Wednesday, November 10, 2010

[Tutorial] S.O.L.I.D. quality code in C#
Part4: Liskov Substitution Principle (LSP)

This principle is complementary to the Open Closed Principle (OCP). It suggests that methods which use a certain class must be able to use its derived classes without even knowing them - a base class must be substitutable by its derived classes, without the necessity of changing any code in the method using it.

There are two violations of this principle: one more conceptual and the other more functional.

The conceptual violation is most of the time easy to detect because it violates the Open Closed Principle (OCP) at the same time. It consists of determining the concrete types of objects to do the adapted treatment in methods. Verifying concrete types or using casts may indicate this violation.

The following code example shows such a case :

LSP_Code_Before

In this example the PrintShapeArea(…) method needs to know the concrete type of the passed object for being able to call the adapted method which returns the correct shape area.

When a new shape type needs to be added, the PrintShapeArea(…) method needs to be modified (violation of OCP). Furthermore object that are used in this context get tightly coupled to the class that contains the PrintShapeArea(…) method.

To prevent this kind of violation the usage of cast, is, as and GetType (working with object types) must be avoided at a maximum.
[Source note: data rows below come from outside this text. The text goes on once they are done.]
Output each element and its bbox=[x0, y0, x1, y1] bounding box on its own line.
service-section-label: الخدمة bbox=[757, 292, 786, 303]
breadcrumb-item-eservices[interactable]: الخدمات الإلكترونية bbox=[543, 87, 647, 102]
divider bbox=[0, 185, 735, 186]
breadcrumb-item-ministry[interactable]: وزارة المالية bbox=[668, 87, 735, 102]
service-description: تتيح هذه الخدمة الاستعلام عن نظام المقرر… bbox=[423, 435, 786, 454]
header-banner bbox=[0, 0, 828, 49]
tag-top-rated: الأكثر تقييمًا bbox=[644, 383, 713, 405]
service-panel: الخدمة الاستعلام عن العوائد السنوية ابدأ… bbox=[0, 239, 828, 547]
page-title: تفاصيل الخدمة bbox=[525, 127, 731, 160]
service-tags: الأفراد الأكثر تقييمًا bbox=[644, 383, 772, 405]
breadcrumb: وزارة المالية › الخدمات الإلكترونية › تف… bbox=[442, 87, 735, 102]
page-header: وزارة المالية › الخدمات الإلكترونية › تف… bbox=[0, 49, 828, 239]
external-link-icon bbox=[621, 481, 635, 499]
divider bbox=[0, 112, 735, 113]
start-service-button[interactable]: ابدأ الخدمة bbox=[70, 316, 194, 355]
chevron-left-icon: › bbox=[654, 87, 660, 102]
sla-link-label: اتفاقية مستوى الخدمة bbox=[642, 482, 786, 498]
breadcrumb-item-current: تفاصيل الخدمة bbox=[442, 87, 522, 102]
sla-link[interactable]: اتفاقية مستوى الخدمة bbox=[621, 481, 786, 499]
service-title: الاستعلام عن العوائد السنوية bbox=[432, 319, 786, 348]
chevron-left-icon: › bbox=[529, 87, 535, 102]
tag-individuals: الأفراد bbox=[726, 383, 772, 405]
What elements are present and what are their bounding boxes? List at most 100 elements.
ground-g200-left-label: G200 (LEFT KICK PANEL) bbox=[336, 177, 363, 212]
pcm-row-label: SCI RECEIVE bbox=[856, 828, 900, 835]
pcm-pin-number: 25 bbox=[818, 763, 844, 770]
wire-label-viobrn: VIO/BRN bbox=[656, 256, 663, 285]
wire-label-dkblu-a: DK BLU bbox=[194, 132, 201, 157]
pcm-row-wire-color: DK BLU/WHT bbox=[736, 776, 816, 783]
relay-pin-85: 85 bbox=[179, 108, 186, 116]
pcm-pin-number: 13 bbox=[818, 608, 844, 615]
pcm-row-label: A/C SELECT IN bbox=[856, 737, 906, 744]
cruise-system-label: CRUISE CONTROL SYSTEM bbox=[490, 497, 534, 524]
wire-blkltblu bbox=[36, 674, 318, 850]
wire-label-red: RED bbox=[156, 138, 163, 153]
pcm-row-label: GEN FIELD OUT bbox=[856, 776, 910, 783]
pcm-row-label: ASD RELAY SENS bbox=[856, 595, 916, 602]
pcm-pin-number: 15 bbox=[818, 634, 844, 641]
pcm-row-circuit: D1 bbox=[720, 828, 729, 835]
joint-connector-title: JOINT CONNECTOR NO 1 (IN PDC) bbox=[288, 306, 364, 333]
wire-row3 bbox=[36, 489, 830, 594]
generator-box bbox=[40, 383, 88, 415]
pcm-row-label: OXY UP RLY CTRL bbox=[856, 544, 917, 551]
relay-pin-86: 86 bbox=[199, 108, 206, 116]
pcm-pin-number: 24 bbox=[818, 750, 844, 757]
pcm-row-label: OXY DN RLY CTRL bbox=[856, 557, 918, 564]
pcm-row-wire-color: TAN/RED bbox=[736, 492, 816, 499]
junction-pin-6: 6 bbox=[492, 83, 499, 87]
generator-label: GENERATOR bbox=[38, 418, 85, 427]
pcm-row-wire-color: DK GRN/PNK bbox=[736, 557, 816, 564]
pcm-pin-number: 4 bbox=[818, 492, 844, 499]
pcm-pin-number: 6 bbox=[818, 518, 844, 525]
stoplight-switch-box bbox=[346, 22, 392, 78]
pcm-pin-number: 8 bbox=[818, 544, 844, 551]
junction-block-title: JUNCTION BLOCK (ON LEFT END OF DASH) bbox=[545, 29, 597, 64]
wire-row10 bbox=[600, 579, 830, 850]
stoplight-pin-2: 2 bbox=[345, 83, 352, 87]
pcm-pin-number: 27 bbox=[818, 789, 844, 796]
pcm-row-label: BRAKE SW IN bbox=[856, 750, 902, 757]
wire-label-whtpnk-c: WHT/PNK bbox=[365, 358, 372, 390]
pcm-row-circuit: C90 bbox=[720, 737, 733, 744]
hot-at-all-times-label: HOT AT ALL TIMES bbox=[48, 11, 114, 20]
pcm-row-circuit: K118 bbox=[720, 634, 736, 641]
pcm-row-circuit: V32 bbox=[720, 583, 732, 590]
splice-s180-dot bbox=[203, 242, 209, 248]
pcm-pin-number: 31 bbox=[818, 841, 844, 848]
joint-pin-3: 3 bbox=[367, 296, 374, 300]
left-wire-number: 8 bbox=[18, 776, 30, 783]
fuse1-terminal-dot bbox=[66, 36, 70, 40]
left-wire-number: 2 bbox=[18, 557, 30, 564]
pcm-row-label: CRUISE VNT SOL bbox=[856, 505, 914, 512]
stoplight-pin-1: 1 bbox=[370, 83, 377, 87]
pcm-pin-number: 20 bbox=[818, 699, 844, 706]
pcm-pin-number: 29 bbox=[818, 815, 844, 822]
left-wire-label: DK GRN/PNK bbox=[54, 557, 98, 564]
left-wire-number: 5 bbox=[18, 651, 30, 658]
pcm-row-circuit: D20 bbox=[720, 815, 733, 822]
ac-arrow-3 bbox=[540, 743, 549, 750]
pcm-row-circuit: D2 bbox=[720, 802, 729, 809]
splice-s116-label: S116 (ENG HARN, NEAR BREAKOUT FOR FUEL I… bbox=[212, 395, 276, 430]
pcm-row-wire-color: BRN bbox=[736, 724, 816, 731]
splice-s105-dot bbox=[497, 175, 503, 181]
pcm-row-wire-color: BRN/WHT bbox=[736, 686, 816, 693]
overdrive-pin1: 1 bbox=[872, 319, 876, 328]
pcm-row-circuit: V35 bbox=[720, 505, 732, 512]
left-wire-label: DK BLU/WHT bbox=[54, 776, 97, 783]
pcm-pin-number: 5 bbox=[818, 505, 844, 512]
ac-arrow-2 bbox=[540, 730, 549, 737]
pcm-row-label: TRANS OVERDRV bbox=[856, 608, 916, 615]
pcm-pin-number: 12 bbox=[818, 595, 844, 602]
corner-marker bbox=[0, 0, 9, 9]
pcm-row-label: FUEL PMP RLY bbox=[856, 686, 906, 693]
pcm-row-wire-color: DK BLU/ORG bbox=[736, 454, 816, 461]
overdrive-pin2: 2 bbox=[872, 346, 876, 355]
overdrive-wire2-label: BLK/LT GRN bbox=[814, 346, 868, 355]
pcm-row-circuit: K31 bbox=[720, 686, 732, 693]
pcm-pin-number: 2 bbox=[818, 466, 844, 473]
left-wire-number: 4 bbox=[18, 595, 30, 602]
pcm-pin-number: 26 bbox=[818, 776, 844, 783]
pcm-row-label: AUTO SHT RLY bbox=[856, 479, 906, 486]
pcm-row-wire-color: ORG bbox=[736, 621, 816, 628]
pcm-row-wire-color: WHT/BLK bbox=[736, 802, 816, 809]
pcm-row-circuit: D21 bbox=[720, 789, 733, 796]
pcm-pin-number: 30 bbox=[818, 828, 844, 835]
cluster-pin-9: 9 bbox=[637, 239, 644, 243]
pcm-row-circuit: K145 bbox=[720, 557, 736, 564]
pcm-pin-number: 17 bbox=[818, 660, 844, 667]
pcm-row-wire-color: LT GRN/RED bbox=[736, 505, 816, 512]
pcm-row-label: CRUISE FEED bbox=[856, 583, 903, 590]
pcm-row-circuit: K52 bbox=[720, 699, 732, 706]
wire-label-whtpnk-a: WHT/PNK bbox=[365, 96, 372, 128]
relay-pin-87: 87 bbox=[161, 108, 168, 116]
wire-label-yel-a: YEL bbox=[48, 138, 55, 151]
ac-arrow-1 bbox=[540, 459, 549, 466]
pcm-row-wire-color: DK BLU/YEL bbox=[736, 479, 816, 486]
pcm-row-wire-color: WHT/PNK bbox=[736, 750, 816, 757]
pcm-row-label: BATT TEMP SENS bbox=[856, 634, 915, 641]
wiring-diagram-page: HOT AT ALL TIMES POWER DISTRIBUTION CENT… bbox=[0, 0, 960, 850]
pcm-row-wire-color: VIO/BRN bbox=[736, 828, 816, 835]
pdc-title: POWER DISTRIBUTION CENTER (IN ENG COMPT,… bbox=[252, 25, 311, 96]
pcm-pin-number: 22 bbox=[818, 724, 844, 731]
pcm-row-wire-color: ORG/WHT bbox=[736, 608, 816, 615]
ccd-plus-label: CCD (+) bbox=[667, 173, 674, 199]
A good solution is to apply the Open Closed Principle (OCP) as already explained. If we take the same class design from last time, we need to add a GetArea(…) method to the abstract base class Shape. The derived classes need to override this method with the correct shape area calculation.

Fig5_LSP_After

The PrintShapeArea(…) method can now be simplified and is now able to handle all derived classes transparently without knowing them. The base class and its derived classes get substitutable.

LSP_Code_After

The functional violation is much harder to find because it is not due to an error in class design but a modification of internal behavior. Methods may expect certain behaviors of classes they use. Derived classes may change this behavior and the results of operations may differ from the expected results.

The solution to this problem is the Design By Contract approach. This approach assures that functional constraints are respected all the time. It assures that the initial behavior stays the same and that objects always have the correct states.

There are three types of contracts:

  • pre-conditions: constraints and state before treatment
  • post-conditions: constraints and state after treatment
  • invariants: concerned objects must not change during treatment

The necessary classes and methods for the Design By Contract approach are already integrated in .NET Framework 4.0 in the CodeContracts namespace System.Diagnostics.Contracts. But they can easily be added in older versions of.NET.